Aymaho tampoco había llegado a conocer a aquel hombre: Nandejara había vivido hacía trescientos años. La existencia de aquellas cenizas era una prueba de que los propios yayasacu eran antiquísimos. Oa’poja extrajo un poco de las cenizas del recipiente y las echó en el cuenco.
El chamán sacó una tercera urna con ambas manos. Aymaho oía a los hombres respirar, visiblemente asustados. Intercambiaron miradas con el cacique, que asintió, también bañado en sudor. Con cuidado, Oa’poja colocó la urna sobre el bloque de madera, y con el mismo cuidado le quitó el tapón. La abertura era mayor: podía meter la mano entera. Sin embargo, lo que de ella extrajo no era polvo.
Era un mechón de pelo del color del sol.
Tensándolo entre dos dedos, lo acercó a la luz, haciéndolo centellear.

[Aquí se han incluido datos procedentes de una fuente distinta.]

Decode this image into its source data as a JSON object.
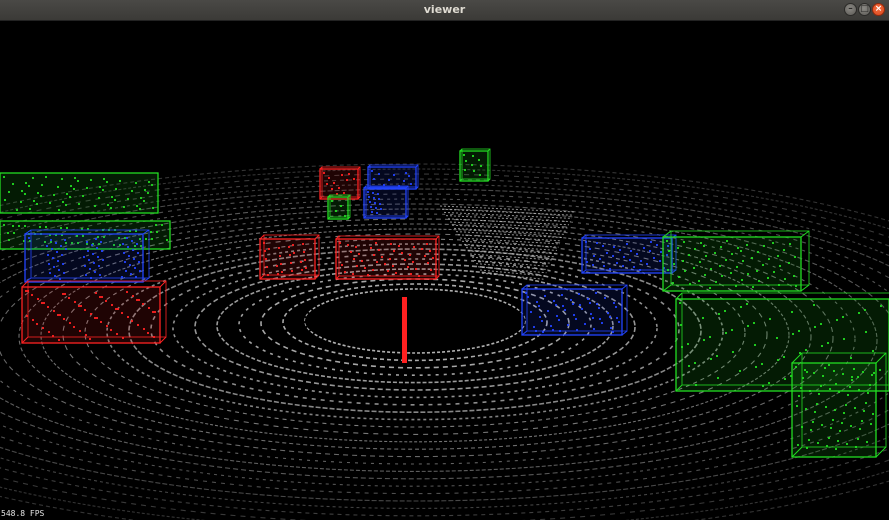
{
  "window": {
    "title": "viewer",
    "controls": [
      "minimize",
      "maximize",
      "close"
    ]
  },
  "viewport": {
    "background": "#000000",
    "fps_text": "548.8 FPS",
    "point_color": "#cfcfcf",
    "ego_marker_color": "#ff2020",
    "box_colors": {
      "red": "#ff2222",
      "green": "#22dd22",
      "blue": "#2244ff"
    }
  },
  "icons": {
    "minimize": "minimize-icon",
    "maximize": "maximize-icon",
    "close": "close-icon"
  }
}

—Py’aguãsu fue el que, hace ya mucho tiempo, entró en batalla con algunos de nuestros grandes guerreros contra los salvajes huascuri. Mataron a veinte enemigos y trajeron consigo al joven al que pertenecía este mechón de cabello. Nunca supimos cómo había llegado al pueblo de los monos: quizá lo habían secuestrado por su pelo. Tal vez se había perdido y lo atacaron ellos. Estaba sucio y confuso. Debía de tener unos nueve o diez años, si es que la edad de un niño de los otros se puede adivinar como la de uno de los nuestros. Ya sabéis cómo continúa la historia: el joven trajo consigo una maldición sobre nuestra tribu. Muchos murieron por enfermedades desconocidas. Como Py’aguãsu. Así que lo matamos.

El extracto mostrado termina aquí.